We coat coiled silver wire with silver chloride. The silver chloride electrodes show full amplitude, no attenuition, no drift, and shared offset of −4 mV. One of them, however, is noisy, which suggests that imperfections in the coating can generate noise.
[22-JUL-24] We take three M-Wires, remove 1 mm of silicone from the end of the insulation, and coat with silver chloride. We compare the signals they measure from saline to our control signal.
[25-JUL-24] Repeat the AgCl M-Wire experiment to see if we get the same result. This time we see one offset of 5 mV, but the same full-amplitude, sustained response to the square wave.

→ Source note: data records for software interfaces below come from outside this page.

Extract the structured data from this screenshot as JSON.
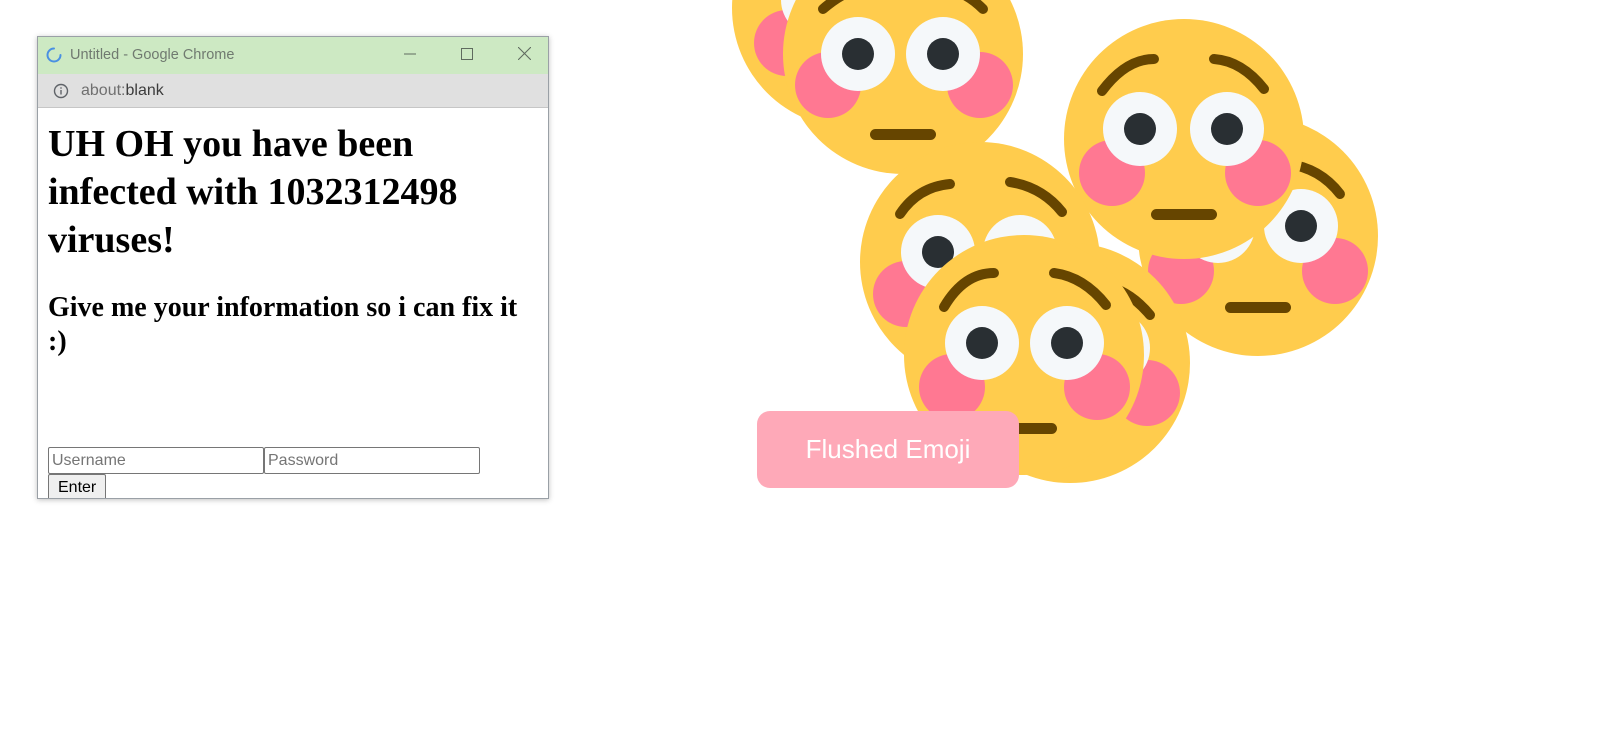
{
  "popup": {
    "window_title": "Untitled - Google Chrome",
    "address": {
      "scheme": "about:",
      "path": "blank"
    },
    "heading": "UH OH you have been infected with 1032312498 viruses!",
    "subheading": "Give me your information so i can fix it :)",
    "form": {
      "username_placeholder": "Username",
      "password_placeholder": "Password",
      "enter_label": "Enter"
    }
  },
  "emoji_button": {
    "label": "Flushed Emoji"
  },
  "emoji_icon": "flushed-face",
  "colors": {
    "titlebar": "#cde9c3",
    "emoji_face": "#ffcc4d",
    "emoji_blush": "#ff7892",
    "button_bg": "#fea9b8"
  }
}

[07-OCT-24] We have 30 new R-Electrodes made with white plastic cannula. The guide tube is 26 Gauge. We are able to screw a dummy cap on all of them, but some allow only one turn of the cap because the wire is only 2 mm from the top of the cannula. We add a dimension to the R-Electrode drawing: the wire should be 3±0.5 mm from the top of the cannula thread.
[02-JAN-25] We are working on an improved J-Electrode with Baoluen Chang. According to Baoluen, the original J-Electrode suffered from weak solder joints. We inspect four old J-Electrodes we have on the shelf and one of the four joints is indeed faulty: only a dry joint. Our second iteration of the J-Electrode provided bare wire above the socket and according to Baoluen, the joints were strong. We put this down to improved quality control, practice making these joints, but also the fact that when we can strip the entire top of the wire, we can make a better joint. But the second iteration, shown here and drawn here does not provide enough space under the pedestal for the surgeon to see the socket. We propose an improved design that will look like Electrode_J.jpg and be built to the new Electrode_J.gif drawing.
[13-JAN-25] We hear from Dr. Robert Wykes that he found the Q-Ferrule with X-Electrode crimping to be straightforward, but he cut back the bare wire on the X-Electrode from 2 mm to 1 mm so that the entire bare wire would fit in the crimp coil. We update our X and Y-Electrode drawings to make the bare wire 1 mm.